'Soft' innovation just as important as 'hard' innovation
Forty per cent of companies undertook innovative activities in the period 1996-1998, up from 37% in the years 1994-1996. In this respect, an innovative activity is defined as a technological activity with the purpose of realising new products or new production processes.
Six out of ten companies are thus apparently not innovative in the technological sense of the word. Just over 80% of these companies say they do not need such innovations. However, nearly half of them do undertake innovative activities is a non-technological sense, for example in the fields of strategy, marketing, organisation and management.
The two forms of innovation are often implemented together. For example, nearly four out of five companies with technological innovative activities also undertake activities in a non-technological area. It even seems that hard (technological) innovation is more successful when it is implemented in combination with soft (non-technological) innovation. According to innovators who are in a position to report on this, non-technological innovation contributes to a stronger competitiveness.
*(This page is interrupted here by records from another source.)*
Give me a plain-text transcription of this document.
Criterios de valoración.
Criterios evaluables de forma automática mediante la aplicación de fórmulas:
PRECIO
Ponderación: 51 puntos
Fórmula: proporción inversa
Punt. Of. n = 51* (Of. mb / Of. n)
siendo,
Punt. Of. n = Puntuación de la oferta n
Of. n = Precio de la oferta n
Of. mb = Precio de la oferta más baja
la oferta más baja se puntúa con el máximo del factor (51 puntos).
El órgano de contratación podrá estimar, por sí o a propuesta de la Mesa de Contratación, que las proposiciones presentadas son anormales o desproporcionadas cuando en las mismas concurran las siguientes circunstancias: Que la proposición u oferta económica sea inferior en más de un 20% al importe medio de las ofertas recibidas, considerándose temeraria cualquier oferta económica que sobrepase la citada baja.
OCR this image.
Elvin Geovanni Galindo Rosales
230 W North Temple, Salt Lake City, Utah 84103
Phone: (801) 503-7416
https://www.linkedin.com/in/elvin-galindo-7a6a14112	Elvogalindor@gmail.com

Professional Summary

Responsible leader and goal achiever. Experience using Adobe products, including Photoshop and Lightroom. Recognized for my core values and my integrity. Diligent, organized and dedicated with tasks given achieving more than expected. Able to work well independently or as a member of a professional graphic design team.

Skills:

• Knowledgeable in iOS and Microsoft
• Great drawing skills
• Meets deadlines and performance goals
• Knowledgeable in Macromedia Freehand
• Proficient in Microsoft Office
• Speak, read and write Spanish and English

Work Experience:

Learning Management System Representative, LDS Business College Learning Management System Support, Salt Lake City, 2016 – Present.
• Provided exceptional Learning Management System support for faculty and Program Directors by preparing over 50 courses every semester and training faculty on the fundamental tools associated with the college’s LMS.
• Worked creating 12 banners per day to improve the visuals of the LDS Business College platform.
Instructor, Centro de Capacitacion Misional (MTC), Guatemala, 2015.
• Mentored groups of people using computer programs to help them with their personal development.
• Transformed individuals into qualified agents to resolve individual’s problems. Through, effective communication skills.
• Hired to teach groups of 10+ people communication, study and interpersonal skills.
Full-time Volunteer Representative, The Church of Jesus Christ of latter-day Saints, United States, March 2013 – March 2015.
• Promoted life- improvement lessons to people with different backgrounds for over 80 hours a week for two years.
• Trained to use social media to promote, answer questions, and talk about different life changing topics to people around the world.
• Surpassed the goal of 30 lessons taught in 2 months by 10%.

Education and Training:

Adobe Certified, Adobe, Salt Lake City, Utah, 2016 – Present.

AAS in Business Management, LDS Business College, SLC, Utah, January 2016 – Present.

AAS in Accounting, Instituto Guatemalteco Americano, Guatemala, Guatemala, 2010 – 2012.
Effect of non-technological innovation on competitiveness
Does innovation pay?
Innovative companies realise higher turnover growth rates than non-innovative companies. However, it often takes a few years before the effects of innovation become visible: research results need time to evolve into new products or production processes; teething troubles take time to solve, and it is usually a number of years before the new products prove their worth on the market.
Turnover growth 1994-1996
R&D expenditure stagnates in 1998
From 1994 to 1997 R&D expenditure rose by an average 8% annually. Through the years the private sector has accounted for most of this expenditure, and the increase has been accompanied by increasing innovating activities in this sector. Therefore in time higher R&D expenditure results in more innovation.
In 1998 Dutch expenditure on R&D was only 0.9% more than in 1997, totalling nearly seven billion euros.